The next foodborne illness outbreak may be solved or thwarted by a 12-year-old. FIRST LEGO League, a program launched by inventor Dean Kamen to inspire young people to participate in science and technology, has announced that the target of its 2011-2012 challenge is food contamination. The hundreds of thousands of 9- to 14-year-olds in 61 countries who participate in the challenge will be called on to research any related topic—such as unsterile processing and transportation or unsanitary preparation and storage—and propose solutions.

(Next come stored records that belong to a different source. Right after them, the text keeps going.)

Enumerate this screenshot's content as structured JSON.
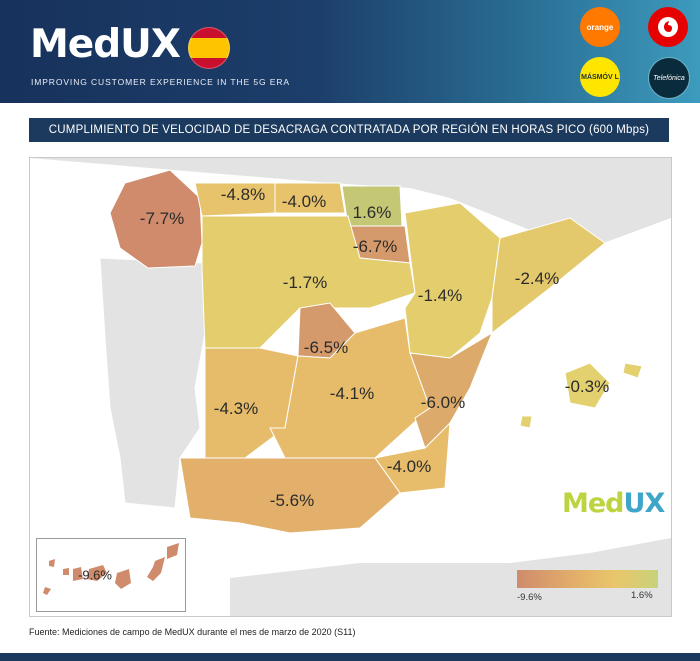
{
  "header": {
    "brand": "MedUX",
    "tagline": "IMPROVING CUSTOMER EXPERIENCE IN THE 5G ERA",
    "flag_icon": "spain-flag-icon",
    "operators": [
      {
        "name": "orange",
        "label": "orange",
        "color": "#ff7900"
      },
      {
        "name": "vodafone",
        "label": "",
        "color": "#e60000"
      },
      {
        "name": "masmovil",
        "label": "MÁSMÓV L",
        "color": "#ffe600"
      },
      {
        "name": "telefonica",
        "label": "Telefónica",
        "color": "#0a2b3c"
      }
    ]
  },
  "title": "CUMPLIMIENTO DE VELOCIDAD DE DESACRAGA CONTRATADA POR REGIÓN EN HORAS PICO (600 Mbps)",
  "regions": [
    {
      "name": "Galicia",
      "value": "-7.7%"
    },
    {
      "name": "Asturias",
      "value": "-4.8%"
    },
    {
      "name": "Cantabria",
      "value": "-4.0%"
    },
    {
      "name": "País Vasco",
      "value": "1.6%"
    },
    {
      "name": "La Rioja / Navarra",
      "value": "-6.7%"
    },
    {
      "name": "Castilla y León",
      "value": "-1.7%"
    },
    {
      "name": "Aragón",
      "value": "-1.4%"
    },
    {
      "name": "Cataluña",
      "value": "-2.4%"
    },
    {
      "name": "Madrid",
      "value": "-6.5%"
    },
    {
      "name": "Extremadura",
      "value": "-4.3%"
    },
    {
      "name": "Castilla-La Mancha",
      "value": "-4.1%"
    },
    {
      "name": "Comunidad Valenciana",
      "value": "-6.0%"
    },
    {
      "name": "Baleares",
      "value": "-0.3%"
    },
    {
      "name": "Murcia",
      "value": "-4.0%"
    },
    {
      "name": "Andalucía",
      "value": "-5.6%"
    },
    {
      "name": "Canarias",
      "value": "-9.6%"
    }
  ],
  "legend": {
    "min_label": "-9.6%",
    "max_label": "1.6%",
    "min_color": "#cf8b6c",
    "max_color": "#c8d27b"
  },
  "watermark": {
    "part1": "Med",
    "part2": "UX"
  },
  "source": "Fuente: Mediciones de campo de MedUX durante el mes de marzo de 2020 (S11)"
}
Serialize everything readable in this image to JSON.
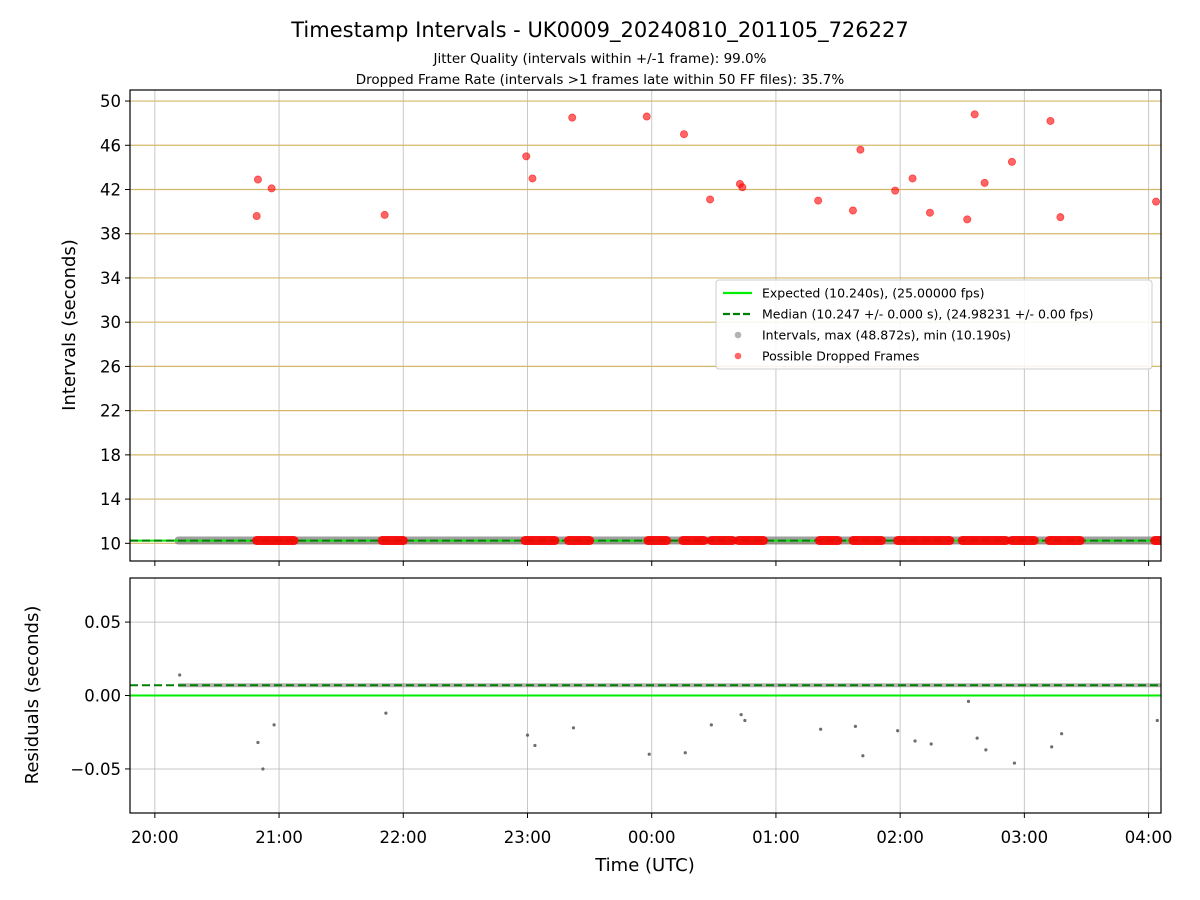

Teams of up to 10 science-minded kids, each with one adult coach, will also build, test, and program an autonomous robot to solve a set of food safety missions involving such issues as safe transportation and preparation, pest control, food temperatures, and pollution.
Every September, FIRST LEGO League releases a themed challenge based on a real-world scientific topic. Past challenges have been based on topics like biomedical engineering, nanotechnology, climate, quality of life for the handicapped population, and transportation.
The U.S. Food and Drug Administration and the Food and Agriculture Organization of the United Nations have offered to be resources to the teams, according to Kim Wierman, program manager for FIRST LEGO League. “Many of our past teams have filed for patents as a result of some of their ideas,” she said. “You will be astonished at the solutions these kids will come up with to improve food safety, which is such a timely issue. Their imaginations don’t limit them.”